CONCERNED Matt Ford has warned Pirates' season is at breaking point and admits: "Rye House are in the driving seat."

Poole face strugglers King's Lynn in Dorset tonight (7.30pm) with the hosts desperate to keep alive their hopes of reaching the top-flight play-offs, a quest the club has failed in just three times in the past 16 seasons.

Embattled chief Ford fears Rye House – who had been due to entertain the Stars last night – will overtake his team for the fourth qualifying spot in the SGB Premiership.

And in that event, Pirates' home clash with Lynn would prove their last outing as a team on Wimborne Road shale this year.

Ford's troops are due to travel to Lynn tomorrow before rounding off their regular-season fixtures at Somerset on Friday. And the promoter wants to make the trip to the Oaktree Arena with a double victory in the can.
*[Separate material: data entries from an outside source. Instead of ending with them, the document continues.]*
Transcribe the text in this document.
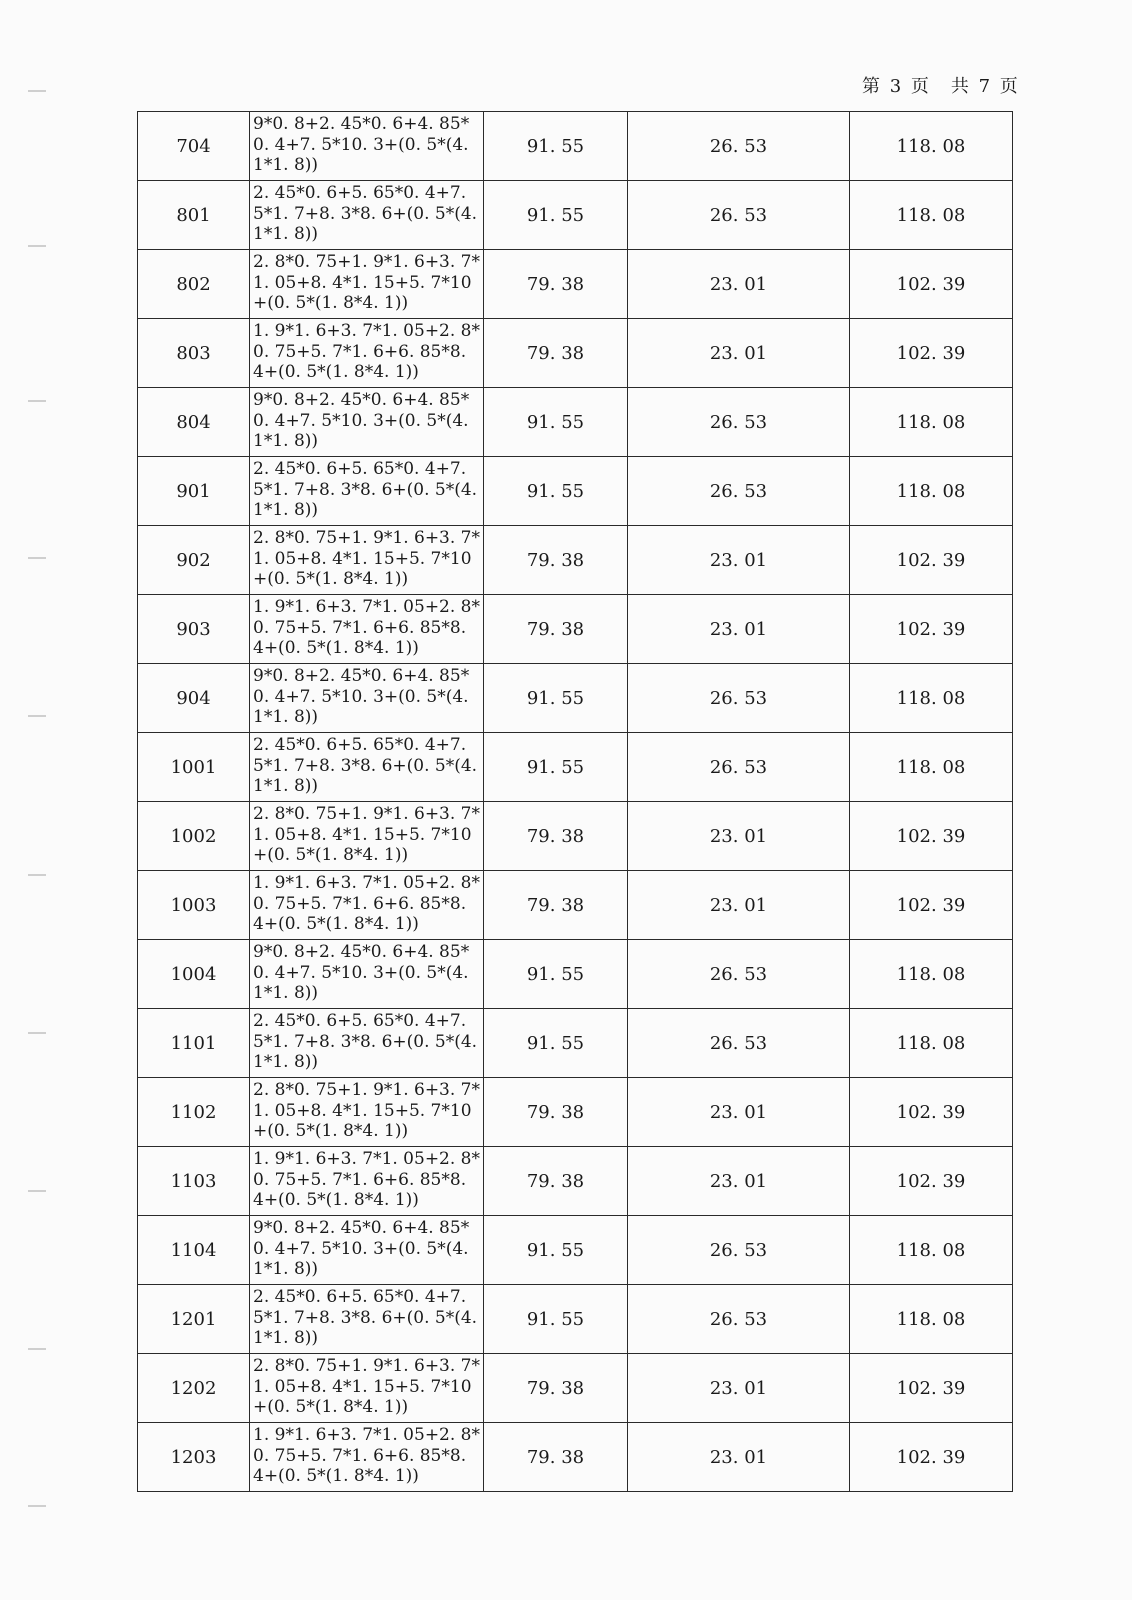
第 3 页　共 7 页
704	9*0. 8+2. 45*0. 6+4. 85*0. 4+7. 5*10. 3+(0. 5*(4. 1*1. 8))	91. 55	26. 53	118. 08
801	2. 45*0. 6+5. 65*0. 4+7. 5*1. 7+8. 3*8. 6+(0. 5*(4. 1*1. 8))	91. 55	26. 53	118. 08
802	2. 8*0. 75+1. 9*1. 6+3. 7*1. 05+8. 4*1. 15+5. 7*10+(0. 5*(1. 8*4. 1))	79. 38	23. 01	102. 39
803	1. 9*1. 6+3. 7*1. 05+2. 8*0. 75+5. 7*1. 6+6. 85*8. 4+(0. 5*(1. 8*4. 1))	79. 38	23. 01	102. 39
804	9*0. 8+2. 45*0. 6+4. 85*0. 4+7. 5*10. 3+(0. 5*(4. 1*1. 8))	91. 55	26. 53	118. 08
901	2. 45*0. 6+5. 65*0. 4+7. 5*1. 7+8. 3*8. 6+(0. 5*(4. 1*1. 8))	91. 55	26. 53	118. 08
902	2. 8*0. 75+1. 9*1. 6+3. 7*1. 05+8. 4*1. 15+5. 7*10+(0. 5*(1. 8*4. 1))	79. 38	23. 01	102. 39
903	1. 9*1. 6+3. 7*1. 05+2. 8*0. 75+5. 7*1. 6+6. 85*8. 4+(0. 5*(1. 8*4. 1))	79. 38	23. 01	102. 39
904	9*0. 8+2. 45*0. 6+4. 85*0. 4+7. 5*10. 3+(0. 5*(4. 1*1. 8))	91. 55	26. 53	118. 08
1001	2. 45*0. 6+5. 65*0. 4+7. 5*1. 7+8. 3*8. 6+(0. 5*(4. 1*1. 8))	91. 55	26. 53	118. 08
1002	2. 8*0. 75+1. 9*1. 6+3. 7*1. 05+8. 4*1. 15+5. 7*10+(0. 5*(1. 8*4. 1))	79. 38	23. 01	102. 39
1003	1. 9*1. 6+3. 7*1. 05+2. 8*0. 75+5. 7*1. 6+6. 85*8. 4+(0. 5*(1. 8*4. 1))	79. 38	23. 01	102. 39
1004	9*0. 8+2. 45*0. 6+4. 85*0. 4+7. 5*10. 3+(0. 5*(4. 1*1. 8))	91. 55	26. 53	118. 08
1101	2. 45*0. 6+5. 65*0. 4+7. 5*1. 7+8. 3*8. 6+(0. 5*(4. 1*1. 8))	91. 55	26. 53	118. 08
1102	2. 8*0. 75+1. 9*1. 6+3. 7*1. 05+8. 4*1. 15+5. 7*10+(0. 5*(1. 8*4. 1))	79. 38	23. 01	102. 39
1103	1. 9*1. 6+3. 7*1. 05+2. 8*0. 75+5. 7*1. 6+6. 85*8. 4+(0. 5*(1. 8*4. 1))	79. 38	23. 01	102. 39
1104	9*0. 8+2. 45*0. 6+4. 85*0. 4+7. 5*10. 3+(0. 5*(4. 1*1. 8))	91. 55	26. 53	118. 08
1201	2. 45*0. 6+5. 65*0. 4+7. 5*1. 7+8. 3*8. 6+(0. 5*(4. 1*1. 8))	91. 55	26. 53	118. 08
1202	2. 8*0. 75+1. 9*1. 6+3. 7*1. 05+8. 4*1. 15+5. 7*10+(0. 5*(1. 8*4. 1))	79. 38	23. 01	102. 39
1203	1. 9*1. 6+3. 7*1. 05+2. 8*0. 75+5. 7*1. 6+6. 85*8. 4+(0. 5*(1. 8*4. 1))	79. 38	23. 01	102. 39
He told the Daily Echo: "To give ourselves any form of chance, we have to win on Wednesday and Thursday. As I feared, Rye House are in the driving seat.

"It's now down to fate. Fair play to the boys, since my scathing remarks a few weeks ago, they have definitely performed much better.

"I don't believe that to be anything to do with my words, I believe it to be their own self-respect. They have upped their game and been very competitive since that awful display at home to Rye House. They have at least given us a chance.

"It does seem very strange to think that Wednesday will probably be – in terms of percentages – our last home meeting of the season. I've never been talking about a season closing at the end of August before.

"Last season we did run one or two other events, things like the Blue Riband to prolong the season but they weren't supported that well.

"Once you are out of the play-offs, people's heads drop and their love for the sport tends to fade until we pick up the reins the following March.

"For me, it would be incredibly sad if Wednesday is the last home meeting of the season.

"We would only have ourselves to blame if it did. I can point at many things and probably do but we would have to take it on the chin and move forward."

While Ford admitted failure to reach the top four would be a shattering body blow, he insisted there remained hope for the future.

He said: "You can't look at any season as being any form of success unless you have made the top four.

"If we don't make it then things are not moving in the correct manner at the club and we have to put our hands up to that.

"It would be incredibly disappointing not to make it and the only heart I would take is that the last time we didn't make it was 2009 and the following six years we won it four times and were runners-up twice."